One of those challengers is the Hurricanes, who should look back on the Gopperth drop-goal as a far more significant moment to their challenge than it was a death-knell to the Stormers. .
.The Stormers now have eight points after five games, a much leaner harvest than they would have hoped for. They also return home to Cape Town having failed to win on their overseas tour, the first time this has happened since they played as the Western Stormers in 1998.
This was not a game where you could question the Stormers’ commitment. They played with great passion from the opening minute of a match which was played in wet conditions and which never featured a try from either side.
But the Stormers, who led 6-3 at halftime when they should have been further ahead, should be kicking themselves for not taking at least four points from this game as they had more than enough opportunities to win it. Indeed, for long periods the Stormers held a telling territorial ascendancy and it looked only a matter of time before they would score the try that would put the issue beyond doubt.
This was particularly so when they led 9-3 at one stage of the second half, but the much improved handling of the first half was gradually whittled away later in the game by a plethora of mistakes that undid much of the good that had gone before.
The Hurricanes, after looking out of it with 20 minutes to go and who were defending desperately as late as the 75th minute, when the scores were deadlocked, were able to profit from those mistakes and turn the pressure back onto the Stormers.

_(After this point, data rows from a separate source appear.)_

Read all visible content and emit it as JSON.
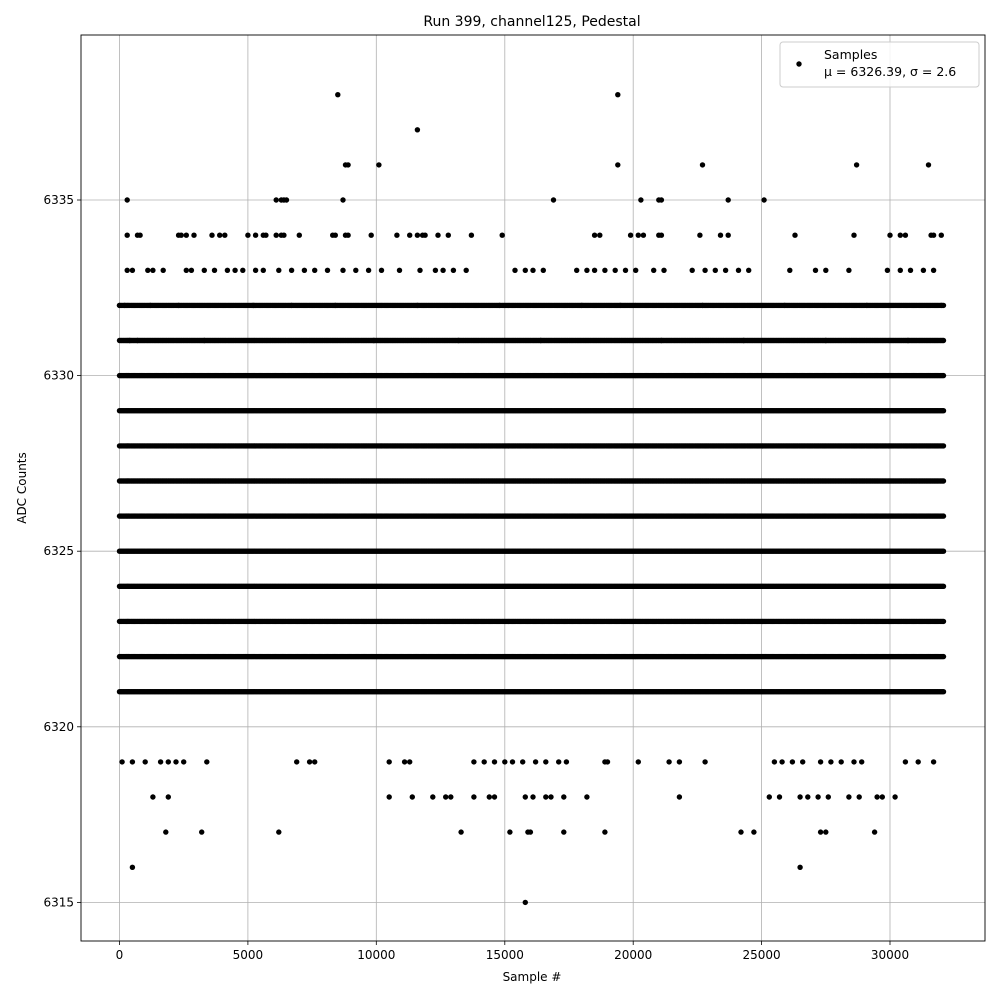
{
  "chart_data": {
    "type": "scatter",
    "title": "Run 399, channel125, Pedestal",
    "xlabel": "Sample #",
    "ylabel": "ADC Counts",
    "xlim": [
      -1500,
      33700
    ],
    "ylim": [
      6313.9,
      6339.7
    ],
    "xticks": [
      0,
      5000,
      10000,
      15000,
      20000,
      25000,
      30000
    ],
    "yticks": [
      6315,
      6320,
      6325,
      6330,
      6335
    ],
    "grid": true,
    "legend": {
      "placement": "top-right",
      "entries": [
        {
          "label": "Samples",
          "sublabel": "μ = 6326.39, σ = 2.6",
          "color": "#000000",
          "marker": "circle"
        }
      ]
    },
    "series": [
      {
        "name": "Samples",
        "color": "#000000",
        "x_range": [
          0,
          32100
        ],
        "dense_levels": [
          6321,
          6322,
          6323,
          6324,
          6325,
          6326,
          6327,
          6328,
          6329,
          6330,
          6331,
          6332
        ],
        "points": [
          [
            0,
            6332
          ],
          [
            200,
            6332
          ],
          [
            400,
            6331
          ],
          [
            700,
            6331
          ],
          [
            1200,
            6332
          ],
          [
            2300,
            6332
          ],
          [
            3300,
            6331
          ],
          [
            5200,
            6332
          ],
          [
            6700,
            6332
          ],
          [
            8400,
            6332
          ],
          [
            9900,
            6331
          ],
          [
            11600,
            6332
          ],
          [
            13200,
            6331
          ],
          [
            14800,
            6332
          ],
          [
            16400,
            6331
          ],
          [
            18000,
            6332
          ],
          [
            19500,
            6332
          ],
          [
            21100,
            6331
          ],
          [
            22700,
            6332
          ],
          [
            24300,
            6331
          ],
          [
            25900,
            6332
          ],
          [
            27500,
            6331
          ],
          [
            29100,
            6332
          ],
          [
            30700,
            6331
          ],
          [
            32000,
            6332
          ],
          [
            300,
            6335
          ],
          [
            8500,
            6338
          ],
          [
            11600,
            6337
          ],
          [
            19400,
            6338
          ],
          [
            8800,
            6336
          ],
          [
            8900,
            6336
          ],
          [
            10100,
            6336
          ],
          [
            19400,
            6336
          ],
          [
            22700,
            6336
          ],
          [
            28700,
            6336
          ],
          [
            31500,
            6336
          ],
          [
            6100,
            6335
          ],
          [
            6300,
            6335
          ],
          [
            6400,
            6335
          ],
          [
            6500,
            6335
          ],
          [
            8700,
            6335
          ],
          [
            16900,
            6335
          ],
          [
            20300,
            6335
          ],
          [
            21000,
            6335
          ],
          [
            21100,
            6335
          ],
          [
            23700,
            6335
          ],
          [
            25100,
            6335
          ],
          [
            300,
            6334
          ],
          [
            700,
            6334
          ],
          [
            800,
            6334
          ],
          [
            2300,
            6334
          ],
          [
            2400,
            6334
          ],
          [
            2600,
            6334
          ],
          [
            2900,
            6334
          ],
          [
            3600,
            6334
          ],
          [
            3900,
            6334
          ],
          [
            4100,
            6334
          ],
          [
            5000,
            6334
          ],
          [
            5300,
            6334
          ],
          [
            5600,
            6334
          ],
          [
            5700,
            6334
          ],
          [
            6100,
            6334
          ],
          [
            6300,
            6334
          ],
          [
            6400,
            6334
          ],
          [
            7000,
            6334
          ],
          [
            8300,
            6334
          ],
          [
            8400,
            6334
          ],
          [
            8800,
            6334
          ],
          [
            8900,
            6334
          ],
          [
            9800,
            6334
          ],
          [
            10800,
            6334
          ],
          [
            11300,
            6334
          ],
          [
            11600,
            6334
          ],
          [
            11800,
            6334
          ],
          [
            11900,
            6334
          ],
          [
            12400,
            6334
          ],
          [
            12800,
            6334
          ],
          [
            13700,
            6334
          ],
          [
            14900,
            6334
          ],
          [
            18500,
            6334
          ],
          [
            18700,
            6334
          ],
          [
            19900,
            6334
          ],
          [
            20200,
            6334
          ],
          [
            20400,
            6334
          ],
          [
            21000,
            6334
          ],
          [
            21100,
            6334
          ],
          [
            22600,
            6334
          ],
          [
            23400,
            6334
          ],
          [
            23700,
            6334
          ],
          [
            26300,
            6334
          ],
          [
            28600,
            6334
          ],
          [
            30000,
            6334
          ],
          [
            30400,
            6334
          ],
          [
            30600,
            6334
          ],
          [
            31600,
            6334
          ],
          [
            31700,
            6334
          ],
          [
            32000,
            6334
          ],
          [
            300,
            6333
          ],
          [
            500,
            6333
          ],
          [
            1100,
            6333
          ],
          [
            1300,
            6333
          ],
          [
            1700,
            6333
          ],
          [
            2600,
            6333
          ],
          [
            2800,
            6333
          ],
          [
            3300,
            6333
          ],
          [
            3700,
            6333
          ],
          [
            4200,
            6333
          ],
          [
            4500,
            6333
          ],
          [
            4800,
            6333
          ],
          [
            5300,
            6333
          ],
          [
            5600,
            6333
          ],
          [
            6200,
            6333
          ],
          [
            6700,
            6333
          ],
          [
            7200,
            6333
          ],
          [
            7600,
            6333
          ],
          [
            8100,
            6333
          ],
          [
            8700,
            6333
          ],
          [
            9200,
            6333
          ],
          [
            9700,
            6333
          ],
          [
            10200,
            6333
          ],
          [
            10900,
            6333
          ],
          [
            11700,
            6333
          ],
          [
            12300,
            6333
          ],
          [
            12600,
            6333
          ],
          [
            13000,
            6333
          ],
          [
            13500,
            6333
          ],
          [
            15400,
            6333
          ],
          [
            15800,
            6333
          ],
          [
            16100,
            6333
          ],
          [
            16500,
            6333
          ],
          [
            17800,
            6333
          ],
          [
            18200,
            6333
          ],
          [
            18500,
            6333
          ],
          [
            18900,
            6333
          ],
          [
            19300,
            6333
          ],
          [
            19700,
            6333
          ],
          [
            20100,
            6333
          ],
          [
            20800,
            6333
          ],
          [
            21200,
            6333
          ],
          [
            22300,
            6333
          ],
          [
            22800,
            6333
          ],
          [
            23200,
            6333
          ],
          [
            23600,
            6333
          ],
          [
            24100,
            6333
          ],
          [
            24500,
            6333
          ],
          [
            26100,
            6333
          ],
          [
            27100,
            6333
          ],
          [
            27500,
            6333
          ],
          [
            28400,
            6333
          ],
          [
            29900,
            6333
          ],
          [
            30400,
            6333
          ],
          [
            30800,
            6333
          ],
          [
            31300,
            6333
          ],
          [
            31700,
            6333
          ],
          [
            100,
            6319
          ],
          [
            500,
            6319
          ],
          [
            1000,
            6319
          ],
          [
            1600,
            6319
          ],
          [
            1900,
            6319
          ],
          [
            2200,
            6319
          ],
          [
            2500,
            6319
          ],
          [
            3400,
            6319
          ],
          [
            6900,
            6319
          ],
          [
            7400,
            6319
          ],
          [
            7600,
            6319
          ],
          [
            10500,
            6319
          ],
          [
            11100,
            6319
          ],
          [
            11300,
            6319
          ],
          [
            13800,
            6319
          ],
          [
            14200,
            6319
          ],
          [
            14600,
            6319
          ],
          [
            15000,
            6319
          ],
          [
            15300,
            6319
          ],
          [
            15700,
            6319
          ],
          [
            16200,
            6319
          ],
          [
            16600,
            6319
          ],
          [
            17100,
            6319
          ],
          [
            17400,
            6319
          ],
          [
            18900,
            6319
          ],
          [
            19000,
            6319
          ],
          [
            20200,
            6319
          ],
          [
            21400,
            6319
          ],
          [
            21800,
            6319
          ],
          [
            22800,
            6319
          ],
          [
            25500,
            6319
          ],
          [
            25800,
            6319
          ],
          [
            26200,
            6319
          ],
          [
            26600,
            6319
          ],
          [
            27300,
            6319
          ],
          [
            27700,
            6319
          ],
          [
            28100,
            6319
          ],
          [
            28600,
            6319
          ],
          [
            28900,
            6319
          ],
          [
            30600,
            6319
          ],
          [
            31100,
            6319
          ],
          [
            31700,
            6319
          ],
          [
            1300,
            6318
          ],
          [
            1900,
            6318
          ],
          [
            10500,
            6318
          ],
          [
            11400,
            6318
          ],
          [
            12200,
            6318
          ],
          [
            12700,
            6318
          ],
          [
            12900,
            6318
          ],
          [
            13800,
            6318
          ],
          [
            14400,
            6318
          ],
          [
            14600,
            6318
          ],
          [
            15800,
            6318
          ],
          [
            16100,
            6318
          ],
          [
            16600,
            6318
          ],
          [
            16800,
            6318
          ],
          [
            17300,
            6318
          ],
          [
            18200,
            6318
          ],
          [
            21800,
            6318
          ],
          [
            25300,
            6318
          ],
          [
            25700,
            6318
          ],
          [
            26500,
            6318
          ],
          [
            26800,
            6318
          ],
          [
            27200,
            6318
          ],
          [
            27600,
            6318
          ],
          [
            28400,
            6318
          ],
          [
            28800,
            6318
          ],
          [
            29500,
            6318
          ],
          [
            29700,
            6318
          ],
          [
            30200,
            6318
          ],
          [
            1800,
            6317
          ],
          [
            3200,
            6317
          ],
          [
            6200,
            6317
          ],
          [
            13300,
            6317
          ],
          [
            15200,
            6317
          ],
          [
            15900,
            6317
          ],
          [
            16000,
            6317
          ],
          [
            17300,
            6317
          ],
          [
            18900,
            6317
          ],
          [
            24200,
            6317
          ],
          [
            24700,
            6317
          ],
          [
            27300,
            6317
          ],
          [
            27500,
            6317
          ],
          [
            29400,
            6317
          ],
          [
            500,
            6316
          ],
          [
            26500,
            6316
          ],
          [
            15800,
            6315
          ]
        ]
      }
    ]
  }
}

The South African team can look back on a match where the forwards were impressive, with the scrum frequently placing the Hurricanes under pressure. Although the Hurricanes slightly shaded the ruck and maul count, this was another area where the Hurricanes received the ball that they did get on the back foot, chiefly because of the good work of the irrepressible Schalk Burger and Luke Watson.
The lineouts were also far from being the disaster they were last week, and the Stormers looked their most dangerous when they drove off this phase.

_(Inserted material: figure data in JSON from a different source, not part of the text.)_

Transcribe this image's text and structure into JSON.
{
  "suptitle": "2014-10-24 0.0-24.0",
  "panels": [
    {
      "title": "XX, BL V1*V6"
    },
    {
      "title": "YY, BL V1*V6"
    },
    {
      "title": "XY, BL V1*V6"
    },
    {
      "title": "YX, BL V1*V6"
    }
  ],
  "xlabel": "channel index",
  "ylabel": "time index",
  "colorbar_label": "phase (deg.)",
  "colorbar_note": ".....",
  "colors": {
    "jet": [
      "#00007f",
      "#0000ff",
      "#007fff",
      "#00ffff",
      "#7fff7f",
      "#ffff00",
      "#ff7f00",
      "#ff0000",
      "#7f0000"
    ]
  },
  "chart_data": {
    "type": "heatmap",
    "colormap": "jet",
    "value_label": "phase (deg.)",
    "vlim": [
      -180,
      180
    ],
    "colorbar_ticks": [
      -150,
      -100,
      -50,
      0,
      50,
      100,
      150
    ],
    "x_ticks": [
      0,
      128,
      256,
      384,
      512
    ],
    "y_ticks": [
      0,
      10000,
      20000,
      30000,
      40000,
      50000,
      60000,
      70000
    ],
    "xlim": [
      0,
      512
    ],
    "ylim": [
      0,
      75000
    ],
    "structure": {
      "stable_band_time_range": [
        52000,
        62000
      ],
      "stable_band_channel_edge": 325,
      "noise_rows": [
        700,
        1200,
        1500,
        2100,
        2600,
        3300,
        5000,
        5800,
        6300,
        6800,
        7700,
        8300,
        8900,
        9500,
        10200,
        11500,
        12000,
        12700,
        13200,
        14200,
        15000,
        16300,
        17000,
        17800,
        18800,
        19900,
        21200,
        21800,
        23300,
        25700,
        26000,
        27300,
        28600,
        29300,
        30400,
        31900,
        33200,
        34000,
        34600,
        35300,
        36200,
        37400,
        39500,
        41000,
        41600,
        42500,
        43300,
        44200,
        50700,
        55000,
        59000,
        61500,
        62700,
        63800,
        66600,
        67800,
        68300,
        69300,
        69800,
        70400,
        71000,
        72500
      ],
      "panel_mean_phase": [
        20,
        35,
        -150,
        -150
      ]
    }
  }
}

However, the Stormers again let themselves down with wrong options.
Repeatedly the Stormers built themselves up into good attacking positions only to lose possession through ill-timed and ill-directed chips and grubbers.

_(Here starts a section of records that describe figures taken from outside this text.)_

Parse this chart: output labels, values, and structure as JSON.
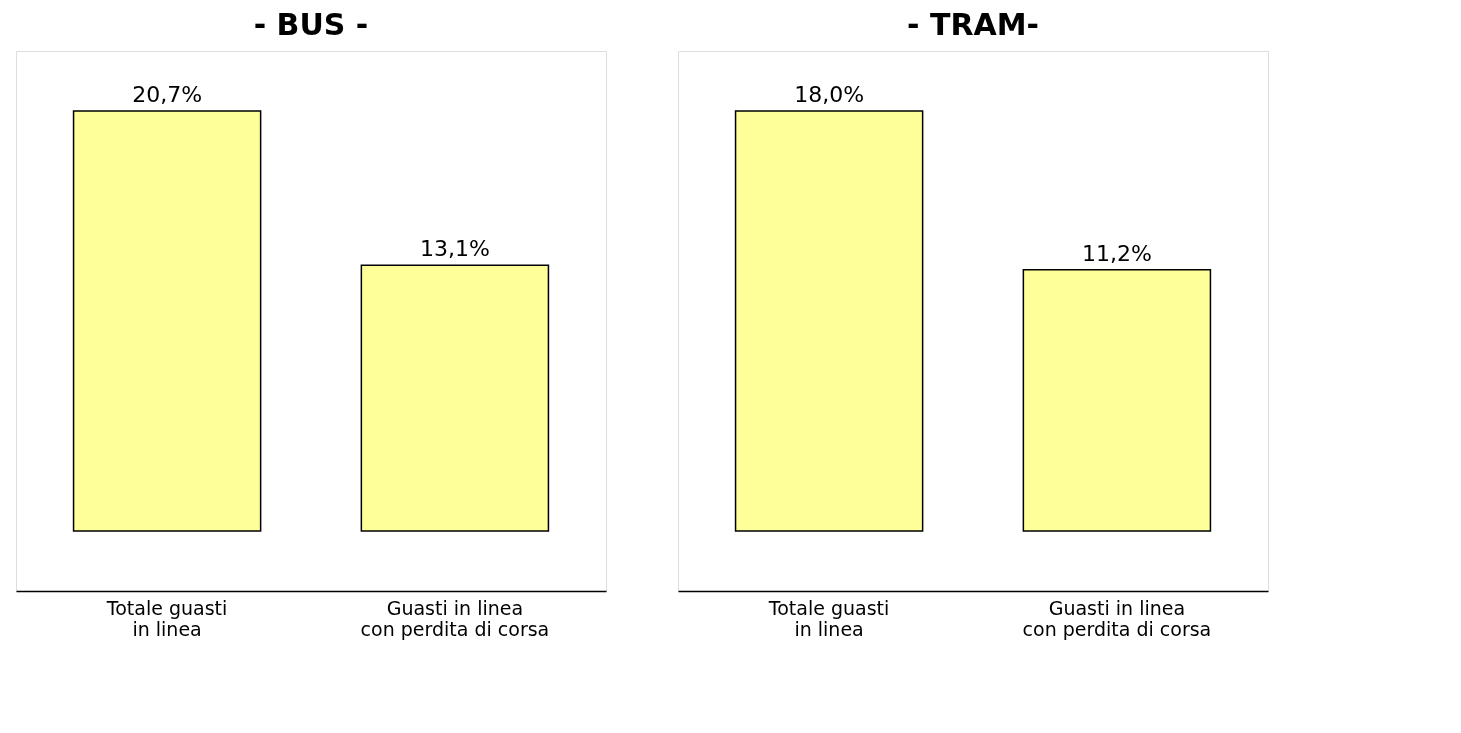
{
  "chart_data": [
    {
      "type": "bar",
      "title": "- BUS -",
      "categories": [
        "Totale guasti\nin linea",
        "Guasti in linea\ncon perdita di corsa"
      ],
      "values": [
        20.7,
        13.1
      ],
      "color": "#ffff99",
      "value_labels": [
        "20,7%",
        "13,1%"
      ],
      "grid": false
    },
    {
      "type": "bar",
      "title": "- TRAM-",
      "categories": [
        "Totale guasti\nin linea",
        "Guasti in linea\ncon perdita di corsa"
      ],
      "values": [
        18.0,
        11.2
      ],
      "color": "#ffff99",
      "value_labels": [
        "18,0%",
        "11,2%"
      ],
      "grid": false
    }
  ]
}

Given the conditions, use of the boot was justified, but it was overdone and, not for the first time this season, the Stormers were made to pay for it. One of thse came in the 70th minute when the Stormers were camped down on the Hurricanes line. All that was needed was a try to win the match, but when the ball went to the backs it was put onto the boot and into the hands of the Hurricanes.
For once it was the opposition who had more players carded than a South African team. But when the Hurricanes were reduced to 14 men shortly before halftime the Stormers could only add a three pointer to Chris Rossouw.
Referee George Ayoub blundered when he failed to penalise a Hurricanes player for a blatant trip when Jean de Villiers was setting out after a ball he had kicked ahead on one occasion when this was the right option.
Werner Greeff, who mixed some bad with a lot of the good he did in this game, chased it down but was ruled to have stepped in touch. The Stormers should have had at least a penalty though as De Villiers was in a good position, and the pendulum swung cruelly against the Stormers when the ref ruled that Quinton Davids had tripped a Hurricanes player when he fell to the ground late in the game.
It was from this penalty that the Hurricanes went onto the attack for what was to be the last time in the match. It was enough for Gopperth to get the drop-goal that was needed on a night when the Stormers can justifiably claim to have been a little unlucky. There again, there is much truth in that old saying that good teams make their own luck.
Scorers:
Hurricanes 12 – Penalties: Jimmy Gopperth 3; Drop goal: Jimmy Gopperth.
Investec Stormers 9 – Penalties: Chris Rossouw 3.